116 pts were screened, 74 randomized. Baseline median serum albumin was 2 g/dL and proteinuria 6 g/day in both arms. At 12 months, 6/37 pts (16%) in the RTX arm and 12/37 (32%) in the CYC arm had CR (OR according to “intention to treat_ITT” analysis 0.4, 95% CI, 0.13-1.23, OR “according to per protocol_PP“0.28, 95% CI, 0.08-0.95), 23/37 (62%) in the RTX arm and 27/37 (73%) in the cyclical regimen arm had a CR+PR (OR ITT analysis 0.61, 95% CI 0.23-1.63, OR PP 1.11, 95% CI 0.42-2.98). Probabilities of CR and CR+PR at 24 months were 0.42 (CI 0.26-0.62) and 0.83 (CI 0.65-0.95) in the RTX arm and 0.43 (0.28-0.61) and 0.82 (0.68-0.93) in the CYC arm. Serious adverse events occurred in 7 and 5 pts, in the RTX and CYC arm, respectively.
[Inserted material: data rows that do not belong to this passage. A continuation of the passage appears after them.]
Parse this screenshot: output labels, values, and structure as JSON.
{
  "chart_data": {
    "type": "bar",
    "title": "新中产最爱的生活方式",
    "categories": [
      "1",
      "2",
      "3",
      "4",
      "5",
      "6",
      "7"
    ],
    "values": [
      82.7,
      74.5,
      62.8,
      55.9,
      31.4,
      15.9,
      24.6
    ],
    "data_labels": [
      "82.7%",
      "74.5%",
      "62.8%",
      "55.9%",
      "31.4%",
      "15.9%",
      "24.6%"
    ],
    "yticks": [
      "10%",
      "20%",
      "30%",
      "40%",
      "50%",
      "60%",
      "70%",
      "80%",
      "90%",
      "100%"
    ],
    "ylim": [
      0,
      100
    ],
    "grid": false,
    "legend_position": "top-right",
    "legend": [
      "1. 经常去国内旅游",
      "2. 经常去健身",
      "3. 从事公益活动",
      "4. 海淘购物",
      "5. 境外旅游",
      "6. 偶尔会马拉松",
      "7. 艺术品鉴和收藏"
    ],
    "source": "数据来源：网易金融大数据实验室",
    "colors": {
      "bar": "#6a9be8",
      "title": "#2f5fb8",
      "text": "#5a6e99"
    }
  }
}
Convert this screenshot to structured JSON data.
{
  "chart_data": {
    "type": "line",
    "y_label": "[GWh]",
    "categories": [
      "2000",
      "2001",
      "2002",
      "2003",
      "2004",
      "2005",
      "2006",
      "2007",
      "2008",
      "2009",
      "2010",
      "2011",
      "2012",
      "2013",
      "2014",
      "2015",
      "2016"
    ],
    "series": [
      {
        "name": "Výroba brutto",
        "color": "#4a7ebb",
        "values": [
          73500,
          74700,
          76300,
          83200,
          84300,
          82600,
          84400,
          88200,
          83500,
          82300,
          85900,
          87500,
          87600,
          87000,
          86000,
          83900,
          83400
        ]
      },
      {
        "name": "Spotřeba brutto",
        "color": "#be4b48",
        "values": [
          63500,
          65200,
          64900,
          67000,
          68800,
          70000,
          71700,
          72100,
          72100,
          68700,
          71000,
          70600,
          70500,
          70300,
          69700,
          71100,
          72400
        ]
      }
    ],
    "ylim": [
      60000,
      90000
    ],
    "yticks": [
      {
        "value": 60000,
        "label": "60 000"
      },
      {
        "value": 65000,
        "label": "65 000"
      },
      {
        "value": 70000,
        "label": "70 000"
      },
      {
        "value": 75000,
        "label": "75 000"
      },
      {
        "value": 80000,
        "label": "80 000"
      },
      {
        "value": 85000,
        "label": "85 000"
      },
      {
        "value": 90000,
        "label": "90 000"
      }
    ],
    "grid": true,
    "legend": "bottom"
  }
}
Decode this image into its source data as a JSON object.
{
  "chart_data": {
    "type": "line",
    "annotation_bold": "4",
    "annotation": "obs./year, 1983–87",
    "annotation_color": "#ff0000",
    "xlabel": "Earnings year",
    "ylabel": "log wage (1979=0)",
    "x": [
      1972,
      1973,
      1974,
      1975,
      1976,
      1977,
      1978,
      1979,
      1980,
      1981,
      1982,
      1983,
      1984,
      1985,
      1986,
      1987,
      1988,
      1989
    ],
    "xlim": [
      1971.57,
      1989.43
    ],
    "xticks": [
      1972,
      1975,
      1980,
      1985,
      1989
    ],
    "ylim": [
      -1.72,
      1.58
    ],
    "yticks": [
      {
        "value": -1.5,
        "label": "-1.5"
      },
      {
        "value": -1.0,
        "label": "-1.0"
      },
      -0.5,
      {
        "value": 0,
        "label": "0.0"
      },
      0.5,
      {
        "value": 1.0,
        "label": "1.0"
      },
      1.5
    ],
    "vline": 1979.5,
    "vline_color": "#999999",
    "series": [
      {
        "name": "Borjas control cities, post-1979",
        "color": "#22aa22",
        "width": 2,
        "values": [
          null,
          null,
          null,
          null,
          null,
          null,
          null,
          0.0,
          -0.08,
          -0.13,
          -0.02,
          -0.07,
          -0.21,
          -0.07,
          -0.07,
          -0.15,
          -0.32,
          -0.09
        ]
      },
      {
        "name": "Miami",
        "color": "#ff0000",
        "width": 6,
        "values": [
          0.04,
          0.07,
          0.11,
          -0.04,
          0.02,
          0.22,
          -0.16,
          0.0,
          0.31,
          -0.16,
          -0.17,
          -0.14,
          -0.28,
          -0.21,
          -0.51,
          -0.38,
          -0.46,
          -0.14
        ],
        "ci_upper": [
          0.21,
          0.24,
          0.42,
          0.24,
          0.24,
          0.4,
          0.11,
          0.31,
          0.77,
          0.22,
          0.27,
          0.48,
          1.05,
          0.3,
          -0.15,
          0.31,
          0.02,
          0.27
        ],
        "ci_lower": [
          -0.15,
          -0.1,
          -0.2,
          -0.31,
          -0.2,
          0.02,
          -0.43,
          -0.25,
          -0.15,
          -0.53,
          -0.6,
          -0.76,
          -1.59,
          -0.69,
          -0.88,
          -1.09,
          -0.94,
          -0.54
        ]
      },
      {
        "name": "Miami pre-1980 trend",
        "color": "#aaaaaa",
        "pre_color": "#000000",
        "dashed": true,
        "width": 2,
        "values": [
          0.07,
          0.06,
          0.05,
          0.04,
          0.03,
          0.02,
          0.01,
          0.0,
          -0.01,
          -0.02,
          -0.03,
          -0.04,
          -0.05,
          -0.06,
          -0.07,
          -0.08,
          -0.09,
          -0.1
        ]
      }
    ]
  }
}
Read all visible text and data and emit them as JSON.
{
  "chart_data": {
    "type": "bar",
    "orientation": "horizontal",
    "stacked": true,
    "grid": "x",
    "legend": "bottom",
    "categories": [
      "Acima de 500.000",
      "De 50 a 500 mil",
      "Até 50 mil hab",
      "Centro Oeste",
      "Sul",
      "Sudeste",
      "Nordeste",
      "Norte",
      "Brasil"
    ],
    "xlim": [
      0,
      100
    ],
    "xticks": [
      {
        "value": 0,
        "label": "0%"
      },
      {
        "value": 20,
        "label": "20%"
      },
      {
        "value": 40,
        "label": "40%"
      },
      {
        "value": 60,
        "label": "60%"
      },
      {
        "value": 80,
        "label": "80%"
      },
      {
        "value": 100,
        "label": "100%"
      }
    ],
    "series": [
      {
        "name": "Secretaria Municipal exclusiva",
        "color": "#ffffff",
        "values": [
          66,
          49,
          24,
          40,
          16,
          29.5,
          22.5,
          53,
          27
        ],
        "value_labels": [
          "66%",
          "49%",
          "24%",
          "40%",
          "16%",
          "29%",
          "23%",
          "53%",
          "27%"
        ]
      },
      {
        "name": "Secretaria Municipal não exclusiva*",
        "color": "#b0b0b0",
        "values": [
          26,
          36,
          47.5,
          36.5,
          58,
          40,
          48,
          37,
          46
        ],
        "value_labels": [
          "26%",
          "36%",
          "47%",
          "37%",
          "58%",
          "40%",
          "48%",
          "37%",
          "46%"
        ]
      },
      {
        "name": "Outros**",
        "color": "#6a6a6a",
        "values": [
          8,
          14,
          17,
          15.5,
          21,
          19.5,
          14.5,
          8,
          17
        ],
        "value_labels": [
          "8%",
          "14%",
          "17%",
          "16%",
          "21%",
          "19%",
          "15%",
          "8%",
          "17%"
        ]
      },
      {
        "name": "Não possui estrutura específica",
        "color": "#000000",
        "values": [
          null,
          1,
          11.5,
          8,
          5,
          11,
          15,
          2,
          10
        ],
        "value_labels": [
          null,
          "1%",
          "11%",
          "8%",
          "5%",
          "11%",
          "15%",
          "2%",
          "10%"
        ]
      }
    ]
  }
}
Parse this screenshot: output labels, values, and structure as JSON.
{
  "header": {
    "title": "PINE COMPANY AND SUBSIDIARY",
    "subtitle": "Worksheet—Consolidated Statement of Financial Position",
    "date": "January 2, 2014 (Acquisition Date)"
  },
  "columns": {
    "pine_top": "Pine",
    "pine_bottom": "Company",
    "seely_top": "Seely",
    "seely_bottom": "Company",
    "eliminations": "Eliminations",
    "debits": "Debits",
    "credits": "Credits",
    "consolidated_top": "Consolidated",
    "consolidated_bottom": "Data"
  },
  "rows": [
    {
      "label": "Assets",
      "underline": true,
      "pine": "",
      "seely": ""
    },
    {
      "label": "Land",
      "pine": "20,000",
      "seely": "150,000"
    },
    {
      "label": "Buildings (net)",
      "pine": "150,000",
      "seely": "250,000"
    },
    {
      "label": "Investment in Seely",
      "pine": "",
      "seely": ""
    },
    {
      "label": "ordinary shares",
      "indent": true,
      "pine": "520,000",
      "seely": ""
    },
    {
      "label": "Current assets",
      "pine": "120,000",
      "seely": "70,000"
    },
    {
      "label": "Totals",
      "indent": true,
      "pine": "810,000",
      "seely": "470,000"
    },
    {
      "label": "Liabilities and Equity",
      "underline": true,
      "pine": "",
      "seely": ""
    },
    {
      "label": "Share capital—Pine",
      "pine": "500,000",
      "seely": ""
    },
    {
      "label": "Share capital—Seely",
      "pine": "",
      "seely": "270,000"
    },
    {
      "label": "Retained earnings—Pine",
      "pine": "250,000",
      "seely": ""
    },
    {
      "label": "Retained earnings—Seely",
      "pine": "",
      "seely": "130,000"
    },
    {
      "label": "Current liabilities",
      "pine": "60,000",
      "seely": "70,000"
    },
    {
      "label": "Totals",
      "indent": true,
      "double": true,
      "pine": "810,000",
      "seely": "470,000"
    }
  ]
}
Although the probability of CR was lower in the RTX arm at 12 months, the probability of CR at 24 months and of CR+PR at 12 and 24 months was similar in the two groups. No difference in side effects was found. While the efficacy of RTX and CYC in MN appears to be similar, a larger trial adequately powered would be difficult to perform.